Он чувствовал, что почва ускользает у него из-под ног и что он попросту их всех боится. И, глядя на них, ощущал тяготу своего призвания. Они сидят, все, кажется, на одно лицо, отмеченные одной печатью, вялые, сонные, сытые, необъяснимые, зыбкие как тростник, незыблемые как столп, скопище не имеющих ушей, дабы слышать. А потом это чувство тотчас сменилось другим. Вдруг исчезло все их сходство. Общность раздробилась, и проступили различия. Они были так несхожи: высокие, жилистые и приземистые, плотные; гиганты с маленькими головками и щуплые существа с пивными бочками на плечах. Были тут круглые, сизо-красные лица и длинные, строгие, темные лица, лица стариков без единой морщинки и лица юношей, изборождённые глубокими складками. Прямо напротив сидел некто черногривый и чернобородый, темный лицом, словно кастилец, а с ним рядом старик, чья седая круглая голова наводила на мысль о славянстве. Сам же хозяин, Андрес Андерсен, ничем бы не выделился в толпе калмыков. И чтобы обратиться к этому скопищу, надо бы сподобиться чуда Пятидесятницы и, исполнившись духа святого, говорить на всех языках сразу! Но вот пастор снова огляделся и заприметил тайное сродство, единящее испанца, славянина и монгола в общий облик зажиточного зеландца, в секретный сговор, старинный союз, куда не принимают, членом которого можно лишь родиться, союз, куда не возвращаются, единожды с ним порвав, но и порванные узы тянут до самого гроба. Пастор понимал, что этот сговор, согласно которому человека судят не по писаным, ни даже по неписаным законам, доступным уму, но по темному, неясному чувству — самая неприступная преграда между собравшимися и его словом. Он вовне, и его не принимают всерьез. Пастор был вовне, и ощущал это, и знал, несмотря на дружелюбие и милости, ему выказываемые, знал тем яснее, что некогда сам принадлежал к их кругу. Он был вовне. Так было нужно оттого, что он был священнослужитель. А узы еще тянули, и они сковывали его. Пастору недоставало жгучего палящего проповеднического жара.
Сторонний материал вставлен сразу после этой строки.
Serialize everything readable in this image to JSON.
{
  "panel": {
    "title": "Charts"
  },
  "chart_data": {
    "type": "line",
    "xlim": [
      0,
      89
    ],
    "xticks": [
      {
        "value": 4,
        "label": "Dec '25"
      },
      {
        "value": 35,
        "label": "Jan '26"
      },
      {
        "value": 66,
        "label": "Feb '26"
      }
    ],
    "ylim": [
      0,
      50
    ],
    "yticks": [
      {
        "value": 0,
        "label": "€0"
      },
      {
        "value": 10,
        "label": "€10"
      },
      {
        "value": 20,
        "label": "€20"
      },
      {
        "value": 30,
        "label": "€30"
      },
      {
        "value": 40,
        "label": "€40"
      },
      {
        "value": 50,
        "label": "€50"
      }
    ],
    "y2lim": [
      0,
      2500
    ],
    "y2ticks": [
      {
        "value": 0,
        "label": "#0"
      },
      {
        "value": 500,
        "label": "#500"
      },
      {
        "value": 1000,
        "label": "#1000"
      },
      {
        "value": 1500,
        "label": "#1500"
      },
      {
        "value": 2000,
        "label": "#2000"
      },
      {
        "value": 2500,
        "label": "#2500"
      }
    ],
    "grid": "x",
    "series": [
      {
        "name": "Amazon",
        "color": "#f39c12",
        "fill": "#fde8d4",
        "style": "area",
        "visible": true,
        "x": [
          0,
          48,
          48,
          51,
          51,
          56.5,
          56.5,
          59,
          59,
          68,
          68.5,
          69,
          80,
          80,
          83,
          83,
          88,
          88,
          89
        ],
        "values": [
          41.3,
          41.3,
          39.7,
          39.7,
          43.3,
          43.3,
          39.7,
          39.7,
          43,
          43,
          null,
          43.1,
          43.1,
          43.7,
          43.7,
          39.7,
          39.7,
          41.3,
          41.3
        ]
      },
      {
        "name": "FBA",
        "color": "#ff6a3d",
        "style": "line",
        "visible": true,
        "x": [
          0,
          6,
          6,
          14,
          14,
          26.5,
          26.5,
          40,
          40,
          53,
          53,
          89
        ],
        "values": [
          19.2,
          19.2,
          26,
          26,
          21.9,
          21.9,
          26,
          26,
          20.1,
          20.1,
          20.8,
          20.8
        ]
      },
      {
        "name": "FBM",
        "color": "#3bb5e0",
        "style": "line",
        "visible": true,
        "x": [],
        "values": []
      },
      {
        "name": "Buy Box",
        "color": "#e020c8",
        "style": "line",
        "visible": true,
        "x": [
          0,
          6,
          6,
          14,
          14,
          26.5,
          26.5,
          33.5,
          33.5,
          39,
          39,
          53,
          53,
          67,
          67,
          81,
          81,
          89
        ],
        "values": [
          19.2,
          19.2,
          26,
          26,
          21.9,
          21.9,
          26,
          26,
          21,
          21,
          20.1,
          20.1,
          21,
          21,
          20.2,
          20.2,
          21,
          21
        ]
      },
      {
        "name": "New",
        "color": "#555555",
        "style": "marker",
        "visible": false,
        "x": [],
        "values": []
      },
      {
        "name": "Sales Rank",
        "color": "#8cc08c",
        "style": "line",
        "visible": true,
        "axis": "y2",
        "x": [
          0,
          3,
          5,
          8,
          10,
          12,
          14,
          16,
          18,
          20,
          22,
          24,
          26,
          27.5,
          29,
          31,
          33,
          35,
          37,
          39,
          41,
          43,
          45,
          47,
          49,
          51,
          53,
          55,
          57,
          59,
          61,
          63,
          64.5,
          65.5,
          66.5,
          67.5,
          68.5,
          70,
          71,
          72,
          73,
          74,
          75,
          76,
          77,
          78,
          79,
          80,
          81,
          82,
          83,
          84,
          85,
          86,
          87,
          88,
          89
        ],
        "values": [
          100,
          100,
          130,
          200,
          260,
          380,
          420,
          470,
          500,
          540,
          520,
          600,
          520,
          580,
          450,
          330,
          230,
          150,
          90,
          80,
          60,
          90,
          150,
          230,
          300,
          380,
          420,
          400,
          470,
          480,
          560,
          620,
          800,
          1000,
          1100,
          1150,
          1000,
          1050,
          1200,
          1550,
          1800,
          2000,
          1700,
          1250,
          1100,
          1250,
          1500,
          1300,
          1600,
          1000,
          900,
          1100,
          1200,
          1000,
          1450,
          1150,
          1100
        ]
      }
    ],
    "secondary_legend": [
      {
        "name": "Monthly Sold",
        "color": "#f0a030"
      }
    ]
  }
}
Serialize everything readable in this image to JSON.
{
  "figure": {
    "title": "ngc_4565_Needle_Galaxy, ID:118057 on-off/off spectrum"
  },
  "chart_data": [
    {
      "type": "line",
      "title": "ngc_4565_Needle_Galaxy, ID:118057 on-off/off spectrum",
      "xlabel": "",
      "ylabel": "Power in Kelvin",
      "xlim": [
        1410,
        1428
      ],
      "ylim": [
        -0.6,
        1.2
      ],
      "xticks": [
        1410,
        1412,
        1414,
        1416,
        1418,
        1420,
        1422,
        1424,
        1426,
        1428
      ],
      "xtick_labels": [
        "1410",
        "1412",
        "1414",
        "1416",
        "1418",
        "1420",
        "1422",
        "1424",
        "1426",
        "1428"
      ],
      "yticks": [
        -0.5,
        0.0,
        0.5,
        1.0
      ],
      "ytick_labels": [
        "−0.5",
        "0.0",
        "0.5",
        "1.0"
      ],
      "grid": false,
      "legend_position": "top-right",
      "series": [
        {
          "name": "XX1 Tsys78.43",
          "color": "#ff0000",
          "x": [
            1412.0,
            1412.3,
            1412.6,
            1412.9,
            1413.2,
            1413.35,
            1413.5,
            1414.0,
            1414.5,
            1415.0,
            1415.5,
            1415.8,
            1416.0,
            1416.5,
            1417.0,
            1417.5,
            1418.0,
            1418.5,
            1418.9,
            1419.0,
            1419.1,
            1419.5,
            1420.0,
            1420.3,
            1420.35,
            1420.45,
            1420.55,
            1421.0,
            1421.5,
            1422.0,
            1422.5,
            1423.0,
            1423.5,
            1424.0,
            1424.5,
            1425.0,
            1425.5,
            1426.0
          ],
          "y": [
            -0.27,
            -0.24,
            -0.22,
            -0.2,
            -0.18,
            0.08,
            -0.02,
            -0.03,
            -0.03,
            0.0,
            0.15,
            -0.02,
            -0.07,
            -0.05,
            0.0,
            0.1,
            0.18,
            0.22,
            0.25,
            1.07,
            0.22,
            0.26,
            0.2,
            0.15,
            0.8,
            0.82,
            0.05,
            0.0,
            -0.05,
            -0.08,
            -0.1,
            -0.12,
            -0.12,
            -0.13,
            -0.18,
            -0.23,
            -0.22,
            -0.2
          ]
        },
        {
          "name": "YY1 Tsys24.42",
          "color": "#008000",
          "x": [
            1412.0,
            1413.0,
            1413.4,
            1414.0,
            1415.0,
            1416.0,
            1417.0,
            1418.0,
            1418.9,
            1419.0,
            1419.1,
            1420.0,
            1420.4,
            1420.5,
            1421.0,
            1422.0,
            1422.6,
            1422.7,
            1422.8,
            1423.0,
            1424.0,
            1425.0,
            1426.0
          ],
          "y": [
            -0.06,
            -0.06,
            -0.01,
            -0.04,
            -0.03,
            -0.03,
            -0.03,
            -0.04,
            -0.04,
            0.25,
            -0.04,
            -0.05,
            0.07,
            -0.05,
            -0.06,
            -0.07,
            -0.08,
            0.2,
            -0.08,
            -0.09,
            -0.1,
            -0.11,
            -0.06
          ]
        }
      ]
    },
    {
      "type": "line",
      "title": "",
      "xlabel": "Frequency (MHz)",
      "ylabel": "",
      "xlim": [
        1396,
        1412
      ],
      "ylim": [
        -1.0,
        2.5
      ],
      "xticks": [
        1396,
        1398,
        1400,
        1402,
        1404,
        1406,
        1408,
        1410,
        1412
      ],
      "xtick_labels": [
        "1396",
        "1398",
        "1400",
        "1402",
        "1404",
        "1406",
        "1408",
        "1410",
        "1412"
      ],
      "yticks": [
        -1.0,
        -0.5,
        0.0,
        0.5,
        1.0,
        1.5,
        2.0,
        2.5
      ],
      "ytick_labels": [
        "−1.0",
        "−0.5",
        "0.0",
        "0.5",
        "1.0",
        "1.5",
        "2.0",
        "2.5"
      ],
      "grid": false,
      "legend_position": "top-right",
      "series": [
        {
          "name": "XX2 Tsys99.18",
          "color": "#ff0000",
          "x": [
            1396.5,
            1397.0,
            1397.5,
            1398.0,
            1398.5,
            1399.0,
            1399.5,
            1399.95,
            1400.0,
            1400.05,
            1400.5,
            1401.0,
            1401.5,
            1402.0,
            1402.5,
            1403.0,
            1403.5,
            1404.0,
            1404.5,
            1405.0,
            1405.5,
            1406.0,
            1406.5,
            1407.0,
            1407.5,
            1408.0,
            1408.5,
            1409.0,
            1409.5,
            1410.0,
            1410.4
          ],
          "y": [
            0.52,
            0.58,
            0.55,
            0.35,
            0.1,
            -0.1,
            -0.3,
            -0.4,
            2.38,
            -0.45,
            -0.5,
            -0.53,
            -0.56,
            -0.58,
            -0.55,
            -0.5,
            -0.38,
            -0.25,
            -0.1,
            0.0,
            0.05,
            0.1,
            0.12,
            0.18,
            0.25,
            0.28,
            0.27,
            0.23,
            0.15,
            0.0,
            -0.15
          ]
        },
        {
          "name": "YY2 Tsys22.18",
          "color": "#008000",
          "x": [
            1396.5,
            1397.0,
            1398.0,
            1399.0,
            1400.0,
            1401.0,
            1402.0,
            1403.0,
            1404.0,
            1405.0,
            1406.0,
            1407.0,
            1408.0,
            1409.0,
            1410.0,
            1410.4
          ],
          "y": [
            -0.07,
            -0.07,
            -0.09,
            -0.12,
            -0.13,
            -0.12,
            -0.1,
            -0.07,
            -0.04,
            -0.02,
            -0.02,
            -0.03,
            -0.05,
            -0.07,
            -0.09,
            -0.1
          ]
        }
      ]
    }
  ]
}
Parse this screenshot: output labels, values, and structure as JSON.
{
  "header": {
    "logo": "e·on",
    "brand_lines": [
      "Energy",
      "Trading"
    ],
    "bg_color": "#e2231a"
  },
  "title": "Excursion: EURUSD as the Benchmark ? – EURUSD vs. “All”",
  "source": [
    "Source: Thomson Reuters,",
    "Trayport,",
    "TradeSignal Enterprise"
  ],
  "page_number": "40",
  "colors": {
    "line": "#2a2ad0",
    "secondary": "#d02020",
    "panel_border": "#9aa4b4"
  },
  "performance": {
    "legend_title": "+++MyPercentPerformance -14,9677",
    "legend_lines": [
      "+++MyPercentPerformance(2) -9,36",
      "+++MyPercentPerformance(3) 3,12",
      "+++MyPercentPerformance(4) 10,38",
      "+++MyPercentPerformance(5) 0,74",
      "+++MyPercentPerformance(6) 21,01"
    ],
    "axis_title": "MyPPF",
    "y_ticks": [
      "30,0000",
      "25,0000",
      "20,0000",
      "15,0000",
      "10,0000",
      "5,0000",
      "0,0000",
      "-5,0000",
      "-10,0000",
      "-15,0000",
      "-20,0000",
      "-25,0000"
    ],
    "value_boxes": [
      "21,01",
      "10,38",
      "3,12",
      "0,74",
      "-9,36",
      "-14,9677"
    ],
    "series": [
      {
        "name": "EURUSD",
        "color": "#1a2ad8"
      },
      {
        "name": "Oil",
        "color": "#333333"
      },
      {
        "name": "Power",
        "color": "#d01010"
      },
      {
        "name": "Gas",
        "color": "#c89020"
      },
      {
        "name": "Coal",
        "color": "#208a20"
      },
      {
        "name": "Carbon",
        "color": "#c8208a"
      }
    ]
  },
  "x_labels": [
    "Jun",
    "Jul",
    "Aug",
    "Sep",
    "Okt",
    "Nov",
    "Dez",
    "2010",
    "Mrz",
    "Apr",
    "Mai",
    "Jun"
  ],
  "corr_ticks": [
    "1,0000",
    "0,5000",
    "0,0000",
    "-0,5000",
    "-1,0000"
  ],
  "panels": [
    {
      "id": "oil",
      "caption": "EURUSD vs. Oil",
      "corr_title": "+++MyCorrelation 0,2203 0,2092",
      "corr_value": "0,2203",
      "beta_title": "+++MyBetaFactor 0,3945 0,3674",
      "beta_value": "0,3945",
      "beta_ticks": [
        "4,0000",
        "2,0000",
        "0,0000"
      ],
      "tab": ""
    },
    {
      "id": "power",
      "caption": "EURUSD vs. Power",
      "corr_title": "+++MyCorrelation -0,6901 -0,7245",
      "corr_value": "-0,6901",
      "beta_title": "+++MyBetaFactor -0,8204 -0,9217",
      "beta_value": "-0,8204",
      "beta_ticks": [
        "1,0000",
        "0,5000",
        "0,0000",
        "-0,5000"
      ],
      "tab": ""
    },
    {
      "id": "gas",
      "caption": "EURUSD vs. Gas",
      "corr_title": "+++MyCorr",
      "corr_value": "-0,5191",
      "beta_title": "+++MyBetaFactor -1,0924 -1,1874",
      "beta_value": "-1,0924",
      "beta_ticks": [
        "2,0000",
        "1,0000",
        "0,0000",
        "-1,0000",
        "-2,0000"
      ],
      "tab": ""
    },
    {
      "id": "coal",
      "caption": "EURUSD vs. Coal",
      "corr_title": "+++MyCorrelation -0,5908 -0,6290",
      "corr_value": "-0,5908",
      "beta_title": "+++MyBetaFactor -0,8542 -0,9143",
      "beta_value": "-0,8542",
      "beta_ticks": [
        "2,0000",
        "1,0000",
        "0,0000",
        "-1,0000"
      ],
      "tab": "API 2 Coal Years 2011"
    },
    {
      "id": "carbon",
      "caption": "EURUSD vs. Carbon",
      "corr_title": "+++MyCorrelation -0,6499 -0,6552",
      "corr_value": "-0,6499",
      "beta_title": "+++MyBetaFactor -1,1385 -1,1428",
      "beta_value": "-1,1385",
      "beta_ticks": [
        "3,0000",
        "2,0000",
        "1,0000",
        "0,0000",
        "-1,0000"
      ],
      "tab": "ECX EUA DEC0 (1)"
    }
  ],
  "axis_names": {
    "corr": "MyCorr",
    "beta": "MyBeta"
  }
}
Он был светлый, стройный, с благородным лбом, и чужак, уж верно, решил бы, что он происходит от старинного рода государственных мужей или из духовного рода, но он был из тех крестьянских сынов, что рождаются на свет для ученья и вечного беспокойства. Здесь, в приходе, он пробыл недолго, но всеми уже стал любим. На службы к нему ходили, в проповедях его знание о земле, зверье и сельской жизни тонко смешивалось с высокой нежностью божественного, и слушателей это восхищало, но, придержись они его слова хотя бы с воскресенья до понедельника, они бы из крестьян тотчас превратились в мечтателей.

Он постучал по стакану и сказал проповедь о труде работников, о бедняках, чьими трудами спеет колос. К чему полное гумно и безбедный кров, если в сердце хозяина нет благодарности к сеятелю?

После минутной тишины вновь грянуло веселое застолье. Не то чтобы они пропустили слова пастора мимо ушей, но языки развязались, лица разгорелись, и снова в ход пошло крепкое питье.

Пастор уж не раз подумывал о том, что пора уходить, и ждал только удобного случая, но тут взгляд его упал на хозяйку. Она шла через залу, возбужденная озабоченность в ее облике сменилась поразившим пастора спокойствием. Медленно подошла она к мужу и что-то шепнула ему на ухо. Тот посидел, застыв, потом с грохотом отшвырнул нож и встал из-за стола. Заметил все это один только пастор. Взгляд его встретился с взглядом хозяйки, и она подошла к нему. Здоровое, крепкое лицо ее улыбалось, но улыбка сидела на нем как-то косо и углы рта дрожали. Щеки пошли красными пятнами, покраснела и шея. Она помолчала. А потом громко попросила пастора пойти за ней взглянуть на детишек.

1

Евангелие от Луки, гл. 12, ст. 16–20.— Здесь и далее примечания переводчиков.